Next post: Cellular Auto

Strangeparse

Let's say I want to be able to parse an arbitrary expression like
f(f( a + f(a * b * f(c))))

where a, b,c are variables, and f is some function. I want to make a parse tree. Last night I thought of a very unorthodox way to do this.

I know about yacc/lex, pyparsing, and Python's ast. However, for what I have in mind this is all I need:
  • Python supports overloading operators.
  • Python has an "eval" ability to dynamically run code.
My idea is to create Python objects for f, a, b, c, and then *eval* the expression as if it were Python code(!)

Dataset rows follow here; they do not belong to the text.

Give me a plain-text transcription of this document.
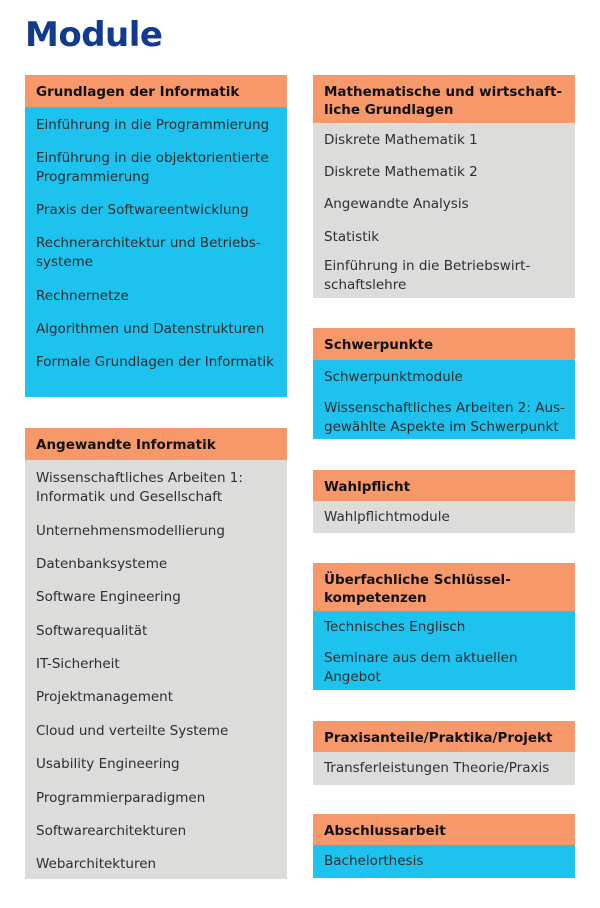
Module
Grundlagen der Informatik
Einführung in die Programmierung
Einführung in die objektorientierte Programmierung
Praxis der Softwareentwicklung
Rechnerarchitektur und Betriebssysteme
Rechnernetze
Algorithmen und Datenstrukturen
Formale Grundlagen der Informatik
Angewandte Informatik
Wissenschaftliches Arbeiten 1: Informatik und Gesellschaft
Unternehmensmodellierung
Datenbanksysteme
Software Engineering
Softwarequalität
IT-Sicherheit
Projektmanagement
Cloud und verteilte Systeme
Usability Engineering
Programmierparadigmen
Softwarearchitekturen
Webarchitekturen
Mathematische und wirtschaftliche Grundlagen
Diskrete Mathematik 1
Diskrete Mathematik 2
Angewandte Analysis
Statistik
Einführung in die Betriebswirtschaftslehre
Schwerpunkte
Schwerpunktmodule
Wissenschaftliches Arbeiten 2: Ausgewählte Aspekte im Schwerpunkt
Wahlpflicht
Wahlpflichtmodule
Überfachliche Schlüsselkompetenzen
Technisches Englisch
Seminare aus dem aktuellen Angebot
Praxisanteile/Praktika/Projekt
Transferleistungen Theorie/Praxis
Abschlussarbeit
Bachelorthesis
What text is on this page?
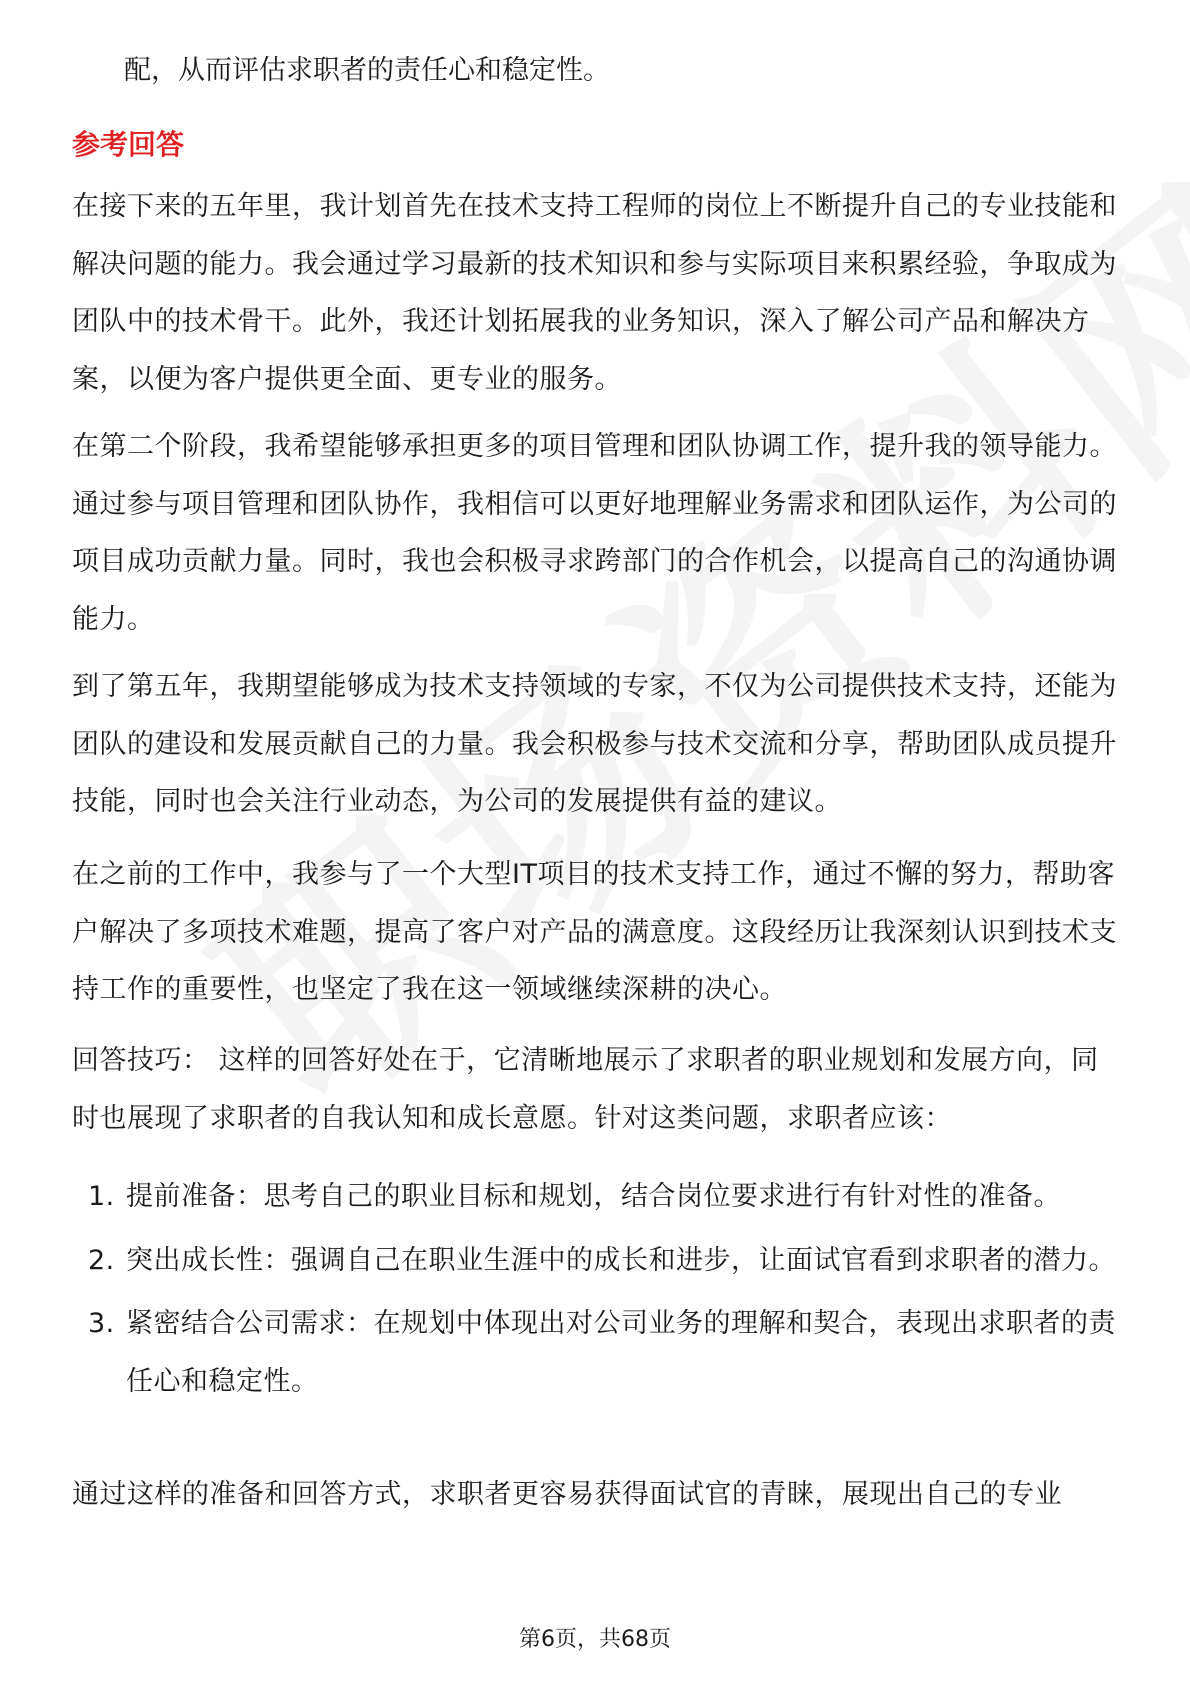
配，从而评估求职者的责任心和稳定性。
参考回答

在接下来的五年里，我计划首先在技术支持工程师的岗位上不断提升自己的专业技能和解决问题的能力。我会通过学习最新的技术知识和参与实际项目来积累经验，争取成为团队中的技术骨干。此外，我还计划拓展我的业务知识，深入了解公司产品和解决方案，以便为客户提供更全面、更专业的服务。

在第二个阶段，我希望能够承担更多的项目管理和团队协调工作，提升我的领导能力。通过参与项目管理和团队协作，我相信可以更好地理解业务需求和团队运作，为公司的项目成功贡献力量。同时，我也会积极寻求跨部门的合作机会，以提高自己的沟通协调能力。

到了第五年，我期望能够成为技术支持领域的专家，不仅为公司提供技术支持，还能为团队的建设和发展贡献自己的力量。我会积极参与技术交流和分享，帮助团队成员提升技能，同时也会关注行业动态，为公司的发展提供有益的建议。

在之前的工作中，我参与了一个大型IT项目的技术支持工作，通过不懈的努力，帮助客户解决了多项技术难题，提高了客户对产品的满意度。这段经历让我深刻认识到技术支持工作的重要性，也坚定了我在这一领域继续深耕的决心。

回答技巧： 这样的回答好处在于，它清晰地展示了求职者的职业规划和发展方向，同时也展现了求职者的自我认知和成长意愿。针对这类问题，求职者应该：

1. 提前准备：思考自己的职业目标和规划，结合岗位要求进行有针对性的准备。
2. 突出成长性：强调自己在职业生涯中的成长和进步，让面试官看到求职者的潜力。
3. 紧密结合公司需求：在规划中体现出对公司业务的理解和契合，表现出求职者的责任心和稳定性。

通过这样的准备和回答方式，求职者更容易获得面试官的青睐，展现出自己的专业

第6页，共68页
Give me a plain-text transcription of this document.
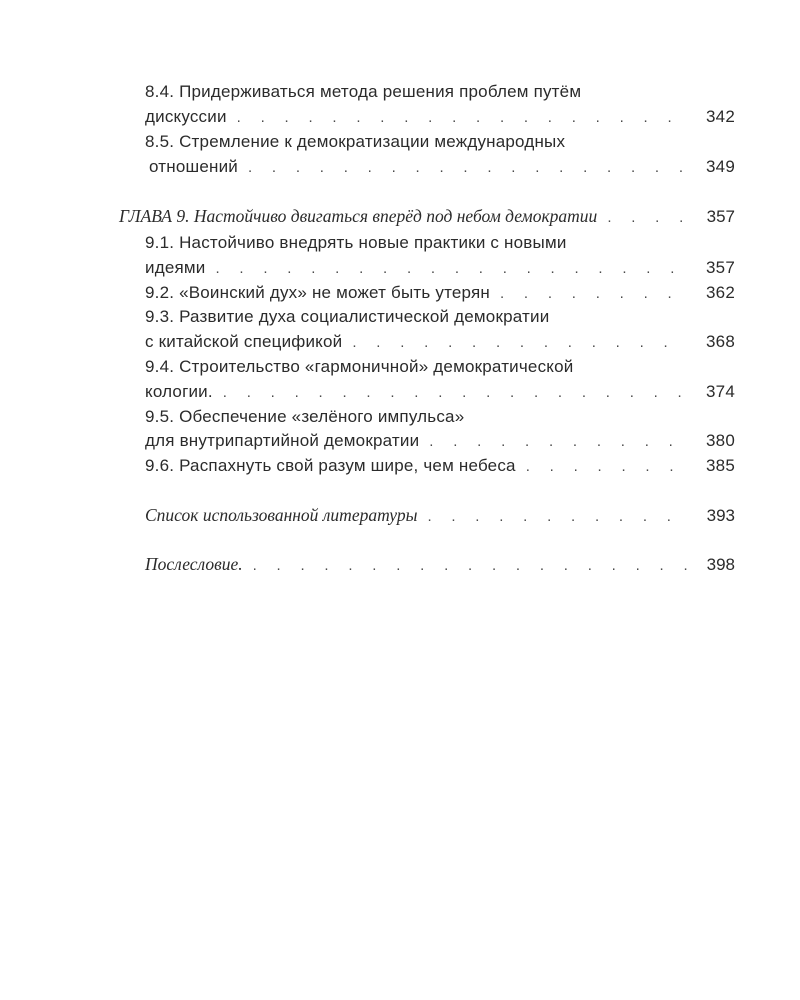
8.4. Придерживаться метода решения проблем путём
дискуссии . . .	342
8.5. Стремление к демократизации международных
отношений . . .	349
ГЛАВА 9. Настойчиво двигаться вперёд под небом демократии . . .	357
9.1. Настойчиво внедрять новые практики с новыми
идеями . . .	357
9.2. «Воинский дух» не может быть утерян . . .	362
9.3. Развитие духа социалистической демократии
с китайской спецификой . . .	368
9.4. Строительство «гармоничной» демократической
кологии. . . .	374
9.5. Обеспечение «зелёного импульса»
для внутрипартийной демократии . . .	380
9.6. Распахнуть свой разум шире, чем небеса . . .	385
Список использованной литературы . . .	393
Послесловие. . . .	398
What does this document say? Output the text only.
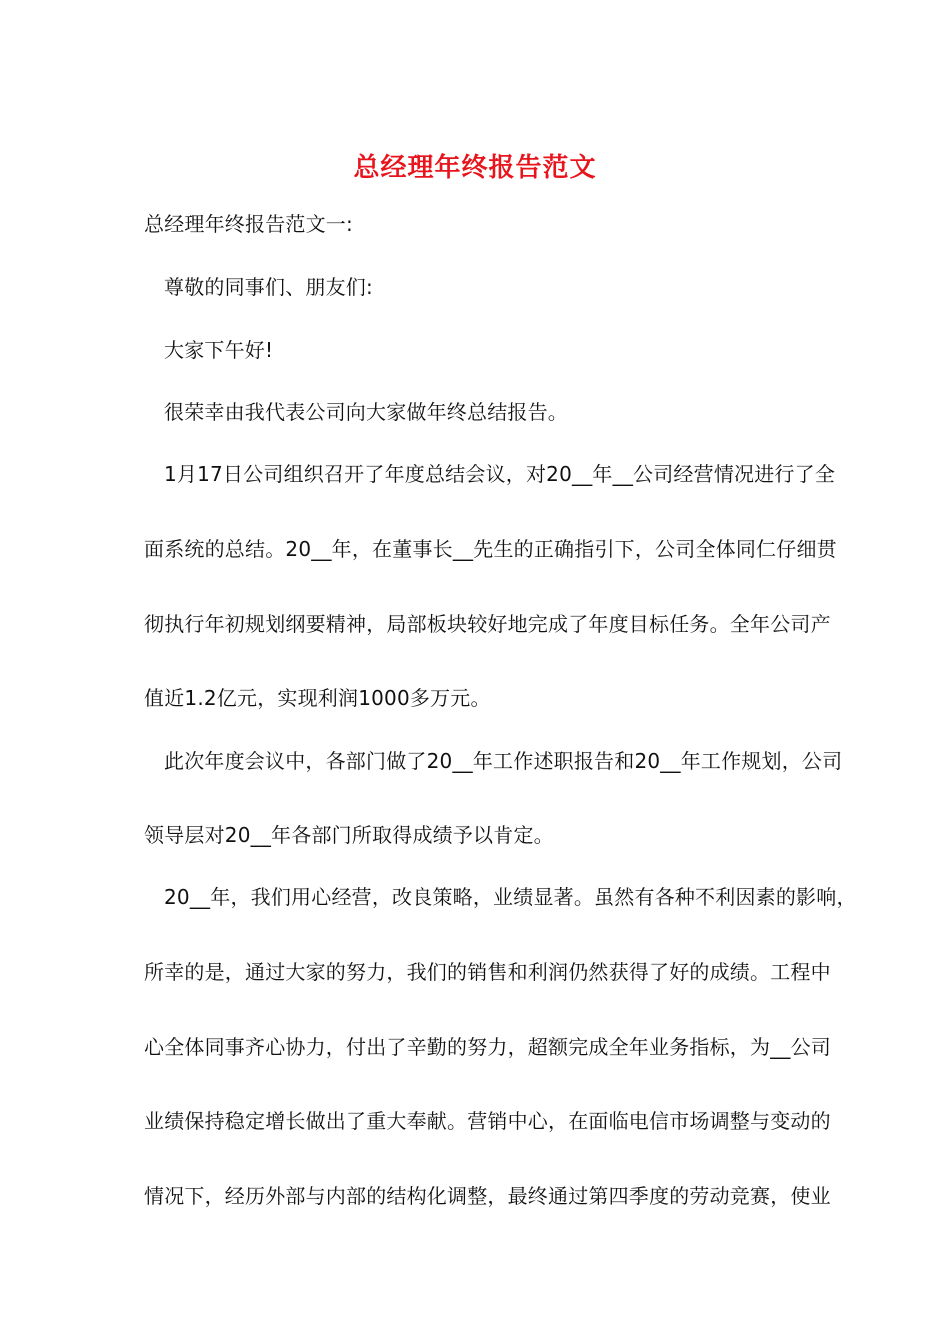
总经理年终报告范文
总经理年终报告范文一:
尊敬的同事们、朋友们:
大家下午好!
很荣幸由我代表公司向大家做年终总结报告。
1月17日公司组织召开了年度总结会议，对20__年__公司经营情况进行了全
面系统的总结。20__年，在董事长__先生的正确指引下，公司全体同仁仔细贯
彻执行年初规划纲要精神，局部板块较好地完成了年度目标任务。全年公司产
值近1.2亿元，实现利润1000多万元。
此次年度会议中，各部门做了20__年工作述职报告和20__年工作规划，公司
领导层对20__年各部门所取得成绩予以肯定。
20__年，我们用心经营，改良策略，业绩显著。虽然有各种不利因素的影响，
所幸的是，通过大家的努力，我们的销售和利润仍然获得了好的成绩。工程中
心全体同事齐心协力，付出了辛勤的努力，超额完成全年业务指标，为__公司
业绩保持稳定增长做出了重大奉献。营销中心，在面临电信市场调整与变动的
情况下，经历外部与内部的结构化调整，最终通过第四季度的劳动竞赛，使业
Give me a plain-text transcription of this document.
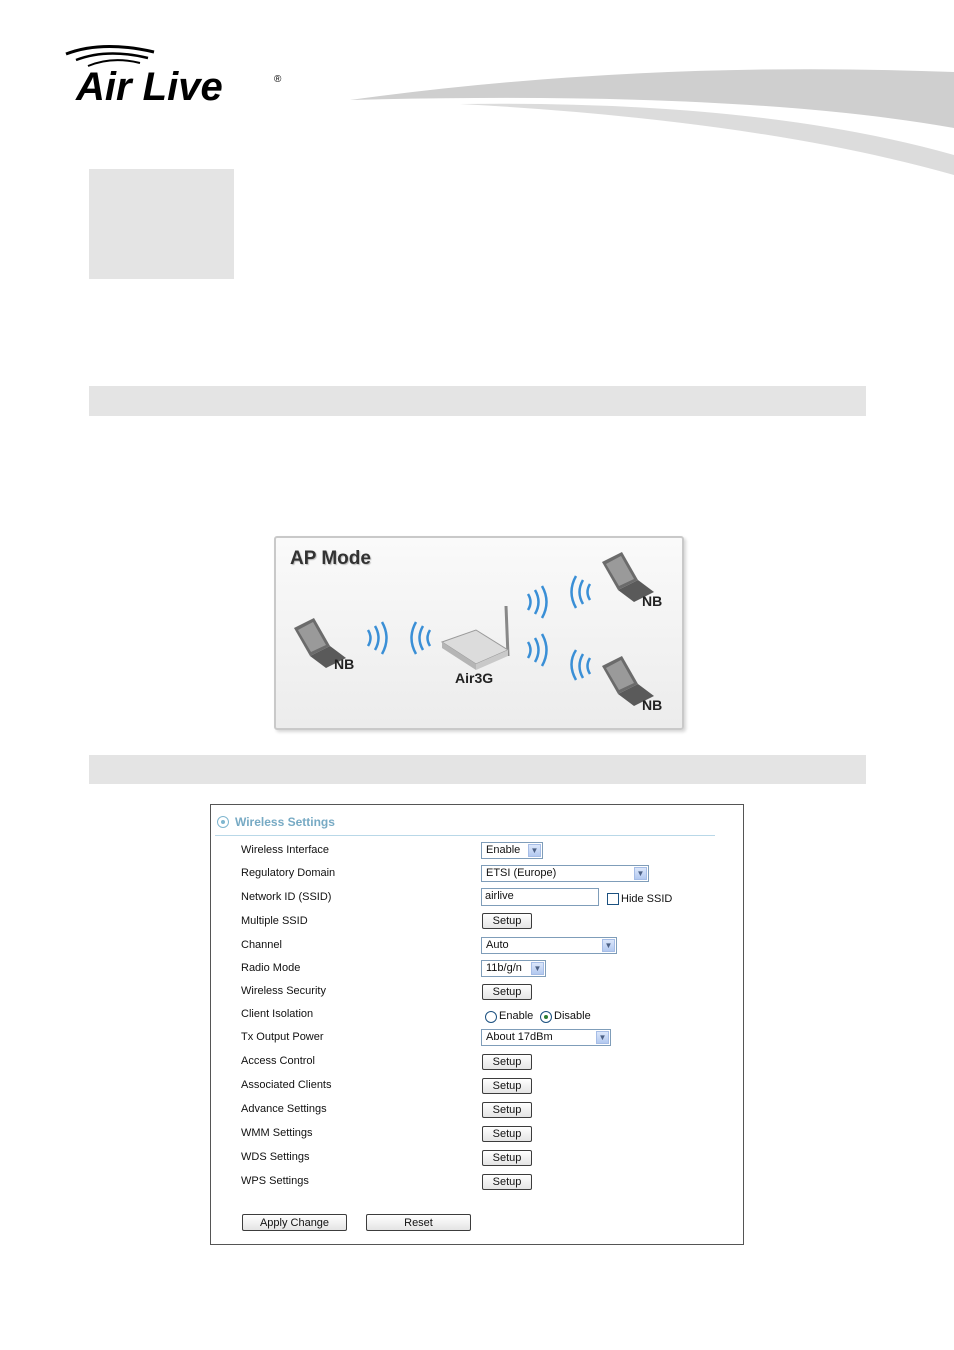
Air Live	®
AP Mode
NB
NB
NB
Air3G
Wireless Settings
Wireless Interface	Enable	▼
Regulatory Domain	ETSI (Europe)	▼
Network ID (SSID)	airlive	Hide SSID
Multiple SSID	Setup
Channel	Auto	▼
Radio Mode	11b/g/n	▼
Wireless Security	Setup
Client Isolation	Enable Disable
Tx Output Power	About 17dBm	▼
Access Control	Setup
Associated Clients	Setup
Advance Settings	Setup
WMM Settings	Setup
WDS Settings	Setup
WPS Settings	Setup
Apply Change	Reset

The objects I create will have their operators overloaded so that a+b, for example, returns an expression like ['+', a, b]. And in the end, I'll get a parse tree just like I wanted. Here's an example that supports addition, multiplication, and functions taking any number of arguments. (Adding the rest of the operators is simple).
class FunctionSymbol:
  def __init__(self, name):
    self.name = name
  def __call__(self, *args):
    return SubExp(self, list(args))
  def __str__(self):
    return 'FN_'+self.name

class VariableSymbol:
  def __init__(self, name):
    self.name = name
  def __add__(self, other):
    return SubExp('OP_ADD', [self, other])
  def __mul__(self, other): 
    return SubExp('OP_MULT', [self, other])
  def __str__(self):
    return 'VAR_'+self.name

class SubExp(VariableSymbol):
  def __init__(self, op, args):
    self.op = op; self.args= args
  def __str__(self):
    return str(self.op) + '(' + ','.join(map(str, self.args)) + ')'

def strangeparser(s):
  #parse something by evaluating it as if it were Python code
  symbols = {}
  #create objects for the symbols in the string 
  snospace = s.replace(' ','').replace('\t','') + ' '
  import re
  for match in re.finditer('[a-zA-Z_]+', snospace):
    strfound = match.group()
    if strfound not in symbols:
      #assume that if the next character is "(", then it is a function
      if snospace[match.end()]=='(':
        symbols[strfound] = FunctionSymbol(strfound)
      else:
        symbols[strfound] = VariableSymbol(strfound)
  # evaluate it
  try: 
    return eval( s , globals(), symbols )
  except Exception, e: 
    print 'Could not parse. %s' % str(e)
    return None
  
def main():
  tree = strangeparser('f(f( a+f(a * b * f(c))))')
  print tree
  # it works!

I could even use this to write a compiler -- I wrote another script to turn the tree into this,
input:
 f(f( a+f(a * b * f(c))))

output:
 i1=OP_MULT(a,b);
 i2=FN_f(c);
 i3=OP_MULT(i1,i2);
 i4=FN_f(i3);
 i5=OP_ADD(a,i4);
 i6=FN_f(i5);
 i7=FN_f(i6);
 return i7;

I'm currently working on a way to conserve the temporary variables used here, because there is probably a way to reuse them after they aren't needed. What I do is go down to the bottom of the tree, find something that can be evaluated, and replace that deepest node with a temporary variable. I then repeat that process until the whole tree has been "flattened".

The code has been added to GitHub here under the GPLv3.